……
Ma mère a ses desseins, Madame, et j’ai les miens.
Ne parlons plus ici de Claude et d’Agrippine :
Ce n’est point par leur choix que je me détermine.
C’est à moi seul, Madame, à répondre de vous ;
Et je veux de ma main vous choisir un époux.
Ah ! Seigneur, songez-vous que toute autre alliance
Fera honte aux Césars auteurs de ma naissance ?
Non, Madame, l’époux dont je vous entretiens
Peut sans honte assembler vos aïeux et les siens :
Vous pouvez, sans rougir, consentir à sa flamme.
Et quel est donc, Seigneur, cet époux ?
Moi, Madame.
……
Seigneur, avec raison je demeure étonnée.
Je me vois, dans le cours d’une même journée,
Comme une criminelle amenée en ces lieux,
Et, lorsque avec frayeur je parais à vos yeux,
Que sur mon innocence à peine je me fie,
Vous m’offrez tout d’un coup la place d’Octavie.
J’ose dire pourtant que je n’ai mérité
Ni cet excès d’honneur, ni cette indignité.
Et pouvez-vous, Seigneur, souhaiter qu’une fille
Qui vit presqu’en naissant éteindre sa famille,
Qui, dans l’obscurité nourrissant sa douleur,
S’est fait une vertu conforme à son malheur,
Passe subitement de cette nuit profonde
Dans un rang qui l’expose aux yeux de tout le monde,
Dont je n’ai pu de loin soutenir la clarté,
Et dont une autre enfin remplit la majesté ?
Je vous ai déjà dit que je la répudie.
Ayez moins de frayeur, ou moins de modestie.
N’accusez point ici mon choix d’aveuglement ;
Je vous réponds de vous : consentez seulement.
Du sang dont vous sortez rappelez la mémoire ;
Et ne préférez point, à la solide gloire
Des honneurs dont César prétend vous revêtir,
La gloire d’un refus, sujet au repentir.
Le ciel connaît, Seigneur, le fond de ma pensée.
Je ne me flatte point d’une gloire insensée :
Je sais de vos présents mesurer la grandeur ;
Mais plus ce rang sur moi répandrait de splendeurs,
Plus il me ferait honte, et mettrait en lumière
Le crime d’en avoir dépouillé l’héritière.
C’est de ses intérêts prendre beaucoup de soins,
Madame ; et l’amitié ne peut aller plus loin.
Mais ne nous flattons point, et laissons le mystère.
La sœur vous touche ici beaucoup moins que le frère :
Et pour Britannicus…
Il a su me toucher,
Seigneur, et je n’ai point prétendu m’en cacher.
……
Je pouvais de ces lieux lui défendre l’entrée ;
Mais, Madame, je veux prévenir le danger
Où son ressentiment le pourrait engager.
Je ne veux point le perdre.

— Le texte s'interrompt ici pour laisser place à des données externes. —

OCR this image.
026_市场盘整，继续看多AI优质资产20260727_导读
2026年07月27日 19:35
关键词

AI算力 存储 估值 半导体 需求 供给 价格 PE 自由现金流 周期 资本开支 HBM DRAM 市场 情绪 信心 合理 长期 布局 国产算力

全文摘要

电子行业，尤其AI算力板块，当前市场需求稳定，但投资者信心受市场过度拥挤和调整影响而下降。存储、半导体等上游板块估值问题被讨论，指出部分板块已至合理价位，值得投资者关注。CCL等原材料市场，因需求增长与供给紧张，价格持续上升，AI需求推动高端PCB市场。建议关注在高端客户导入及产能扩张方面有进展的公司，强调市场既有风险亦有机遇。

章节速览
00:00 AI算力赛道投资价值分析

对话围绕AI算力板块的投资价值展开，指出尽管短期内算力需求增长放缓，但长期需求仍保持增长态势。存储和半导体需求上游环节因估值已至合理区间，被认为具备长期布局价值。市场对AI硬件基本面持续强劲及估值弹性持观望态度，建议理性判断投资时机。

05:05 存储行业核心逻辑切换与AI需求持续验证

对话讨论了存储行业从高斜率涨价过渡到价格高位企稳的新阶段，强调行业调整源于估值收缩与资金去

Il vaut mieux que lui-même
Entende son arrêt de la bouche qu’il aime.
Si ses jours vous sont chers, éloignez-le de vous,
Sans qu’il ait aucun lieu de me croire jaloux.
De son bannissement prenez sur vous l’offense ;
Et, soit par vos discours, soit par votre silence,
Du moins par vos froideurs, faites-lui concevoir
Qu’il doit porter ailleurs ses vœux et son espoir.
Moi ! Que je lui prononce un arrêt si sévère !
Ma bouche mille fois lui jura le contraire.
Quand même jusque-là je pourrais me trahir,
Mes yeux lui défendront, Seigneur, de m’obéir.
Caché près de ces lieux, je vous verrai, Madame.
Renfermez votre amour dans le fond de votre âme.
Vous n’aurez pas pour moi de langages secrets :
J’entendrai des regards que vous croirez muets ;
Et sa perte sera l’infaillible salaire
D’un geste ou d’un soupir échappé pour lui plaire.